What seems to be an at least yearly event, perhaps corresponding to the weather, is in full throttle at provincial and municipal governments. Politicians find it easier to prohibit first, question later, than concentrating on getting the basics right. It is an appeal to the base politics of fear and a perpetuation of the lie that life can be legislated into what David Taylor Jones has called the “zero-risk” state
This kind of politics is wrong. It infringes on Charter rights and natural justice. And worst of all it treats us all like children. The essence of a free society is just that – freedom - to speak as we like, to choose as we like…even if they are bad choices.
But reasonable people could be forgiven for thinking that the real driver behind all these prohibitions is money and votes. More fines, more revenue for government coffers to feed more bureaucrats enforcing regulations that serve only to put more power into the hands of politicians over our lives. And of course, gathering votes at the edges by pandering to every screaming interest group no matter how small. Remember as you read on, what starts in one city or town or borough, usually spreads like wildfire everywhere as more jurisdictions see this potential for pecuniary and political profit. In the end, we are all suffocated.
Let’s review the past few weeks. The Ville-Marie borough decided that terraces have to be on the outside of sidewalks going into the road. No more chairs hugging restaurant or pub frontages. Ostensibly the reason was to ease pedestrian traffic. Yet the borough has had only one complaint in three years. So of course it is better to put diners at risk of an out of control car on the road taking out ten people at a time. Oh, there is another element. The permits for these new terraces will be more expensive since some require construction and the owners also have to cover the cost of the parking spaces blocked. Who needs parking downtown right? After all, business is booming without it.
The city of Granby made it illegal for citizens to post offensive comments about police officers online. What’s next, a prohibition against criticizing elected councillors? Hasn’t Granby heard that Canada has freedom of speech as a constitutional guarantee? But how valuable are liberties when they can be replaced by the stiff fines which Granby has instituted. Clearly the latter have priority.
The provincial government is seeking to limit how many anti-depressant drugs each Quebecer can consume a year, even with a prescription. So your health is no longer a decision for you and your doctor but must comply with "Big Brother." At the same time, Quebec is seeking to extend the ban on outdoor smoking. Aside from banning smoking on terraces, what makes the province’s latest proposal legally absurd is that it would require smokers to refrain from lighting up until they are 27 feet from the doorway of a public entrance. The problem is most entrances are 20-25 feet wide. So even if someone wanted to comply, they physically could not. Our jurisprudence demands that laws must be capable of actually being able to be executed by the public. This one cannot be. But what do legal protections matter when there is a great reason to issue more tickets?

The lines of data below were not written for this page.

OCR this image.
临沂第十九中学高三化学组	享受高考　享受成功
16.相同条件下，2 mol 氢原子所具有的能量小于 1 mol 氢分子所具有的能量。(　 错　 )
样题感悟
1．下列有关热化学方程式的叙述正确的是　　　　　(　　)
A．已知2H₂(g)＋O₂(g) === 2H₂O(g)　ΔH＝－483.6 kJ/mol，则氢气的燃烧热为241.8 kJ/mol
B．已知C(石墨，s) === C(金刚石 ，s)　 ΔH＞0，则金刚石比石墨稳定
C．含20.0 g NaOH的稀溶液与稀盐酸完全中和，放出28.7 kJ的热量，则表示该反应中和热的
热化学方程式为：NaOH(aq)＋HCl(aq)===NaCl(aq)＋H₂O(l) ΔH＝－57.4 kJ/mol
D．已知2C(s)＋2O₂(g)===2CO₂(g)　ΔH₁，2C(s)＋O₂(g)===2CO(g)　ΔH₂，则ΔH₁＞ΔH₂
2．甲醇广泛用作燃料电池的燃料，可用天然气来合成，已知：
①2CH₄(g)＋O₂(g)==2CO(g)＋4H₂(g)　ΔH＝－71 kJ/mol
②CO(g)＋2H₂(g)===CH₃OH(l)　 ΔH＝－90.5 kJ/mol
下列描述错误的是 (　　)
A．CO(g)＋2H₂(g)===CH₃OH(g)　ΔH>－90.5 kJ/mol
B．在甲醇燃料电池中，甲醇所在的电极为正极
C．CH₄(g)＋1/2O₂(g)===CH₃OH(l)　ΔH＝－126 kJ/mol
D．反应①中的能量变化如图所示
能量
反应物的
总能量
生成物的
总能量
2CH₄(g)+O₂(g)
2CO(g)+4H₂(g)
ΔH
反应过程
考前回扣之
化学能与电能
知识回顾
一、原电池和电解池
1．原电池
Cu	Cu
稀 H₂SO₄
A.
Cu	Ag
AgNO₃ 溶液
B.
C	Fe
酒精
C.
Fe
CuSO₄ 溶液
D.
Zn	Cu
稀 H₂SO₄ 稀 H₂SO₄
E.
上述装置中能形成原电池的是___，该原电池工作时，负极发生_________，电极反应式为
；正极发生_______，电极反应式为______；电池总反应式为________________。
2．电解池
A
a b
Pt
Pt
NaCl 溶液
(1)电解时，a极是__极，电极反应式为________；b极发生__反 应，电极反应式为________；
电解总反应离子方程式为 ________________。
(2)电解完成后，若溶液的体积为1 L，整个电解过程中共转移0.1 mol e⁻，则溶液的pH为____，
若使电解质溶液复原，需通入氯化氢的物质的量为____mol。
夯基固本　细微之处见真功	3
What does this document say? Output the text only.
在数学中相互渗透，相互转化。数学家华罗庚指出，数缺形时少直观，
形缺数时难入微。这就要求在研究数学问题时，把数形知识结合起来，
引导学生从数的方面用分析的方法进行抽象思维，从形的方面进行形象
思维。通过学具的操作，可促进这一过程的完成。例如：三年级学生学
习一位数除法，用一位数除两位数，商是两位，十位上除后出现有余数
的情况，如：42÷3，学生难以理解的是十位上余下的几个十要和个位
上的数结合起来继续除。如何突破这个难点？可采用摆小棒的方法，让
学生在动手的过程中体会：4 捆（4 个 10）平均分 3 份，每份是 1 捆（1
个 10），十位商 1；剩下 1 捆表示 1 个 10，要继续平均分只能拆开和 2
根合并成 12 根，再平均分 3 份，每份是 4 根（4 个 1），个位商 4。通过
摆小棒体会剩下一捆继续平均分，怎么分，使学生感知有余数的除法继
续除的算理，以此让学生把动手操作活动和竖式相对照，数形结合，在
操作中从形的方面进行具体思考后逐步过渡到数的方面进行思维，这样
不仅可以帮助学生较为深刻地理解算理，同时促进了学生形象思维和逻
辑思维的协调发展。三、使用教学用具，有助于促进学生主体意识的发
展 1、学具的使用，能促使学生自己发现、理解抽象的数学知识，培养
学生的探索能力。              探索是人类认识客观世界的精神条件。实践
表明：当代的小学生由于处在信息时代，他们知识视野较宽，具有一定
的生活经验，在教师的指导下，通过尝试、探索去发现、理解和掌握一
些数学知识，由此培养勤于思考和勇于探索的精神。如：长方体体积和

The city of Montreal is now considering passage of a resolution demanding that Quebec make new regulations forcing fast-food outlets to post large signs listing the nutritional value of the products they sell. And you can bet the next step will be someone calling for a ban on some of these products. Whatever happened to making up our own minds? Oh, we forgot, we’re children and need to be guided in how much soda pop we consume. Or will there be a new “health tax” on all the things so many like to eat and drink?
And finally the Couillard administration is making noises about going to court to force major retailers like WalMart and Best Buy to add French descriptors to their names even though trademark names are protected by our language laws. No matter, we must protect the minds of our children musn’t we? And if companies fail to comply….you guessed it…fine them!
As Julius Grey has written so often, “Legislating niceness s not very nice. Big Brother est allé trop loin." While governments are reaching excessive levels of paternalism and expensive oversight engaging in social engineering, what are they doing about protecting essential services? We got a taste of that last week when it was confirmed that the Réné-Cassin seniors day centre would be closed for budgetary reasons.
Queen Victoria`s favourite Prime Minister was Conservative Benjamin Disraeli. He loved to quote the writer Samuel Butler that, “The proper tole of vice is to keep virtue in reasonable bounds.” Disraeli believed the state had no role regulating consensual choices of adults. His lesson was that not everything is going to be perfect in life. Not every problem can be solved by legislation. No politician should pretend it can and be allowed to put into force straightjacket law that seeks to micro-manage every aspect of our lives.
Today’s politicians who engage in this kind of chicanery should be exposed for what they truly are. Unimaginative functionaries staggering from election to election who, fearful of tackling the vested interests on the really important issues necessary to protect the public good, hope that creating prohibitionary rule and regulation will provide just enough fodder for some publicity come election time. And enough extra revenue from fines and taxes to get them there.